The hedge fund industry's storied 2-and-20 fee structure finally may be on its way out.
After years of underperformance and in the face of growing competition elsewhere for the deep-pocketed investor's dollar, hedge fund investors are clamoring for lower costs. The current structure, which charges 2 percent of assets annually and 20 percent of return, has long been a sticking point, but the demand for change has grown in recent years.
"Looking forward, you've seen this huge trend on average fee-collecting for hedge funds declining. That trend is strong and it's going to continue going forward," said Donald Steinbrugge, managing partner of Agecroft Partners, an industry marketing firm. "There's going to be pressure on new funds coming out to be in line more with a 1½-and-20 model than a 2-and-20 model."
That sentiment is reflected in a recent survey of managers in the $3 trillion industry.
Industry tracker Preqin found 52 percent reporting that investors have grown more negative about the industry over the last 12 months. Of the more than 270 fund managers who responded, 43 percent said clients are citing fee structure as the primary concern, up from 28 percent in December.
That comes amid weak performance and a somewhat gloomy outlook, as just 15 percent said they met performance goals, with expectations evenly split about the future.
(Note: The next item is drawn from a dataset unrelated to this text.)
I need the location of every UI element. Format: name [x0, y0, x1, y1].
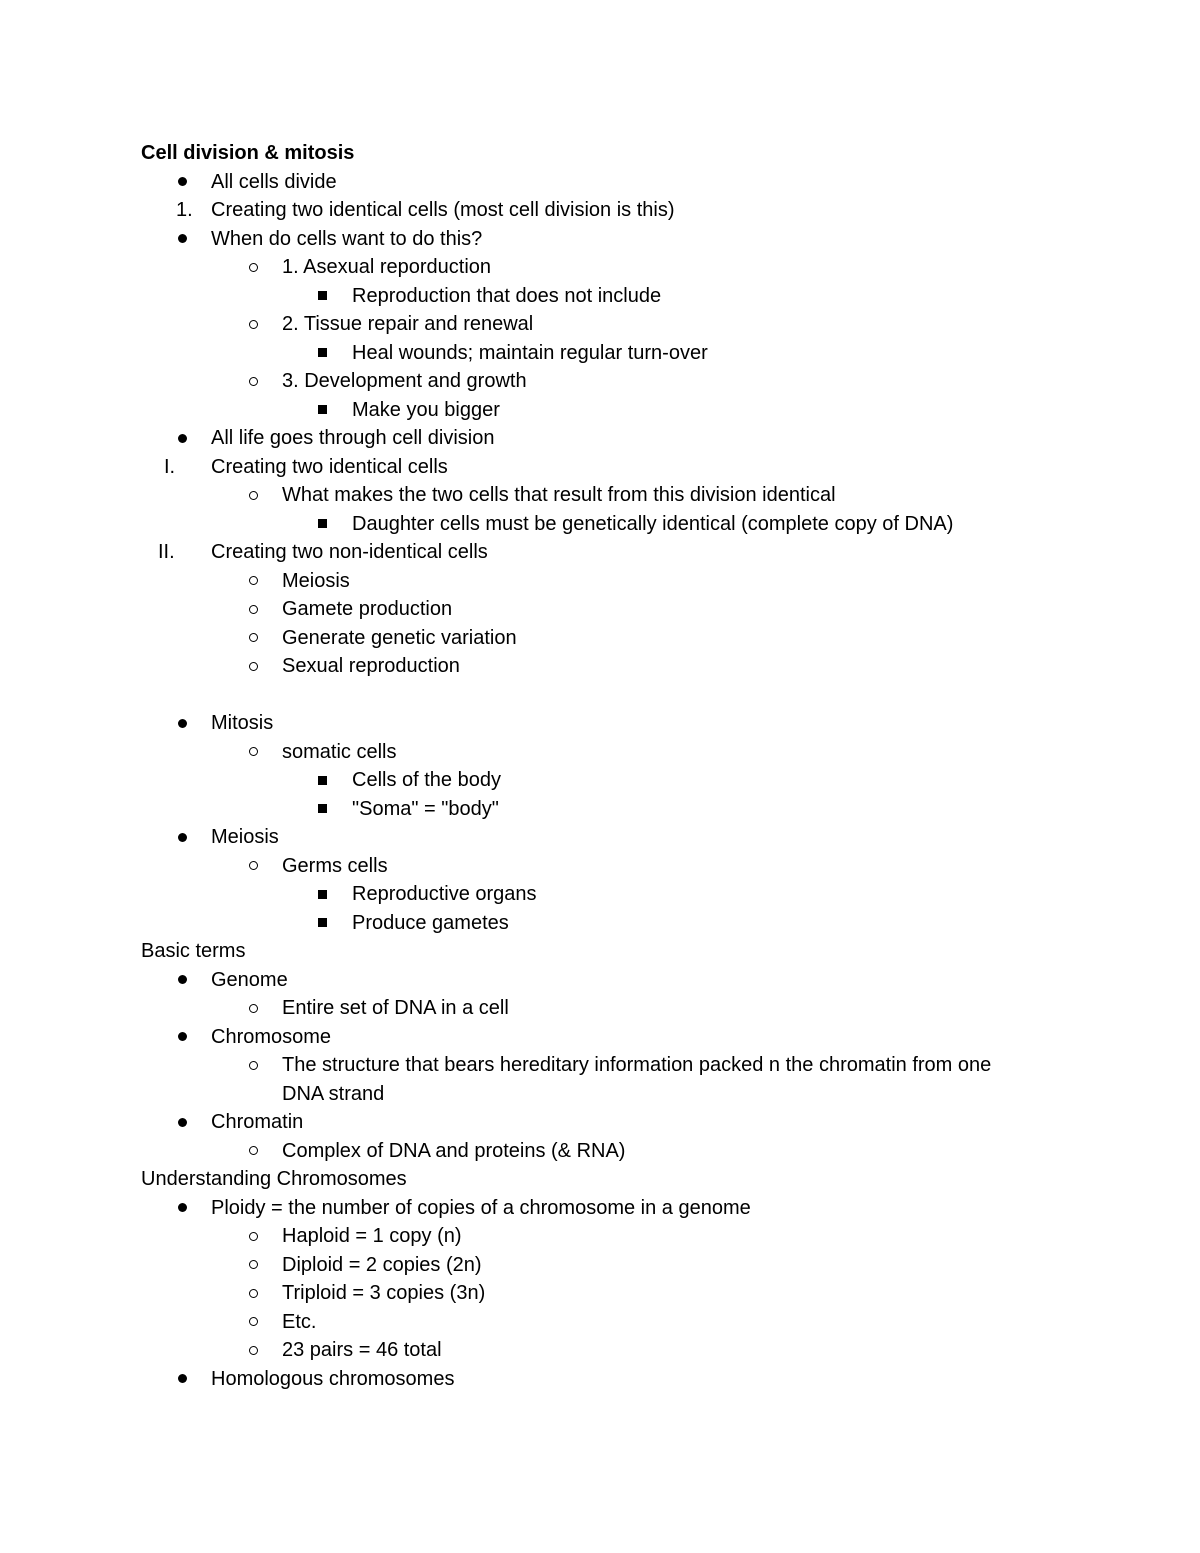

Market "valuations are above historical levels," Steinbrugge said. "That is also causing investors to negotiate fees, because they believe the returns from hedge funds are going to be lower going forward than they were five years ago."
Though the industry has eked out gains over the past four months, it still trails the broader market.
The HFRI Fund Weighted Composite Index, used as a benchmark for industry performance, gained 1.63 percent through the first half of 2016. By comparison, the S&P 500 stock market index rose 3.82 percent in terms of total return.
Hedge funds, however, continue to attract investor cash, though at a slower pace than passively focused exchange-traded funds. ETFs now narrowly trail hedge funds in total assets and have pulled in about $118 billion in fresh investor cash this year.
"Managers recognize that in order to retain investors and continue to receive new capital, they will need to overcome significant investor concerns about the asset class," Amy Bensted, Preqin's head of hedge fund products, said in a statement.
As things stand now, the larger the investor, the better chance of negotiating on fees. Clients with $100 million already are getting discounts that can reach half off the standard 2-and-20 structure.
It will be a tougher slog for those who have only a few million on hand, though that dynamic is changing.
"The person who's allocating a million dollars, they're pretty much going to have to accept what the standard fee is in the documents," Steinbrugge said, though he added that institutional customers have more leverage with fund managers.
"The industry used to be dominated by family offices and super-high net worth individuals. Today's it's dominated by corporate pension funds, public pension funds, sovereign wealth funds that are used to aggressively negotiating fees with managers," he added.
Hedge funds have to be careful, though: Cutting fees too much actually can be counterproductive.
"I still see investors willing to pay if they think the hedge fund can deliver performance," Steinbrugge said; "Those hedge fund managers who come out with really low standard fees, I don't think it helps them. As a matter of fact, it often does the opposite. People view it as a lower-quality organization."